Friday, December 6, 2013

New Tax Rules on Assets



Beginning January 1, 2014, the IRS is implementing new tax laws that could permit more same-year deductions in favor of longterm, multiyear depreciation. Treasury Decision 9636 offers guidance on what items bought by a company can be deducted immediately and what purchases are considered a capital good that should be depreciated over a period of years.

CPA Christopher Bradburn notes, “If you can deduct it immediately, you’ll recover the expenditure faster. Otherwise, it could take several years to recoup it.”

The determination of whether an expense may be deducted as a repair or must be capitalized generally requires an examination of all of a taxpayers’ particular facts and circumstances, according taxguideonline.com

Analysis from A Katz, Sapper & Miller determined publicly traded firms that have to file an annual 10-K report with the Securities and Exchange Commission or a privately held firm that pays for a certified, audited annual financial statement and has a written policy in place on deductions and depreciation are in a position to more aggressively expense purchases.
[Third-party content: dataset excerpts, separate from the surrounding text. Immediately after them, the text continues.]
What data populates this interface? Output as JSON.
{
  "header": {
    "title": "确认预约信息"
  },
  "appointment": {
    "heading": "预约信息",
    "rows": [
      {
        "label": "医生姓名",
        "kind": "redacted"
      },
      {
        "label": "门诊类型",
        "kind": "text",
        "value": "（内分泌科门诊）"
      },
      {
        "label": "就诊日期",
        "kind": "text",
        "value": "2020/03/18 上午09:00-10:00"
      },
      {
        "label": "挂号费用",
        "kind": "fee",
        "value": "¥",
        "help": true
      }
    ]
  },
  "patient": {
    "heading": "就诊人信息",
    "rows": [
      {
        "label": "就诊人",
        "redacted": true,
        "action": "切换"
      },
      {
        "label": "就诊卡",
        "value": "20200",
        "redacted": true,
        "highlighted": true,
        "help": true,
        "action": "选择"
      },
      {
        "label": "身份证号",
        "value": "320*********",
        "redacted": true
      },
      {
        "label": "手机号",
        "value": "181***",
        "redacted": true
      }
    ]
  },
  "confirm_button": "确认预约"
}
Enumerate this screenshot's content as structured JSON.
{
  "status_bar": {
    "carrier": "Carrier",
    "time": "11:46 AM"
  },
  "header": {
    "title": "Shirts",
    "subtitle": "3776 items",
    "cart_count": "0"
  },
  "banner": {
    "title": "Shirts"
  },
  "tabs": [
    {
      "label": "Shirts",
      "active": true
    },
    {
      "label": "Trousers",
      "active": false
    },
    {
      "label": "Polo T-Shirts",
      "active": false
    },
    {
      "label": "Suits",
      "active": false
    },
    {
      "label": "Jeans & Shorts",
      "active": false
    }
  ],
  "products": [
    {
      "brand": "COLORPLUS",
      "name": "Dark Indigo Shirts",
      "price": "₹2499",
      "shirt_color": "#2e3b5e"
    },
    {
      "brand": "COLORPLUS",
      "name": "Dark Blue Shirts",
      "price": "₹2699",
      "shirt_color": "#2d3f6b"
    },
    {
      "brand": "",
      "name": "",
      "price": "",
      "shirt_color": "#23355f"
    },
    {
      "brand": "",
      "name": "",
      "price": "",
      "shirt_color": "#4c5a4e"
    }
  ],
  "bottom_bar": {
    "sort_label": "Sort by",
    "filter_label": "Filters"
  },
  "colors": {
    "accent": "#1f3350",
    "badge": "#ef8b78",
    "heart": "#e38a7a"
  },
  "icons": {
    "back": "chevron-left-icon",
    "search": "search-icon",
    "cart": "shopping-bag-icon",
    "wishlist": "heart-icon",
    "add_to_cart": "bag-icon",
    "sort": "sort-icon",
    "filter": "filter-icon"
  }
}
As per the de minimis safe harbor terms, companies can write off items bought worth $5,000 each in the same year. So if a carrier buys 100 tablets for $500 each, he or she can deduct the entire $50,000 that same year.

TD 9636 also divides businesses into three types of taxpayers based on the sophistication of the company’s financial reporting.

If a carrier does not conduct an annual certified audit but has a written depreciation-deduction policy, the cap falls to $500 per item, instead of $5,000. Lastly, the cap for companies without a written policy on deductions and depreciation is $200.

For the majority of larger carriers that have written policies, the clarification of the tax rule is not likely to change their accounting practices. Smaller carriers may feel the effect more than larger carriers, especially if they have never taken the time to establish a written policy before now.

Terry Croslow, Venture Express chief financial officer, admits, “I’ve been rewriting our policy to take advantage of the de minimis rule and keeping an eye out for items to capitalize, but I think there’s a lot of lost productive time spent to comply.”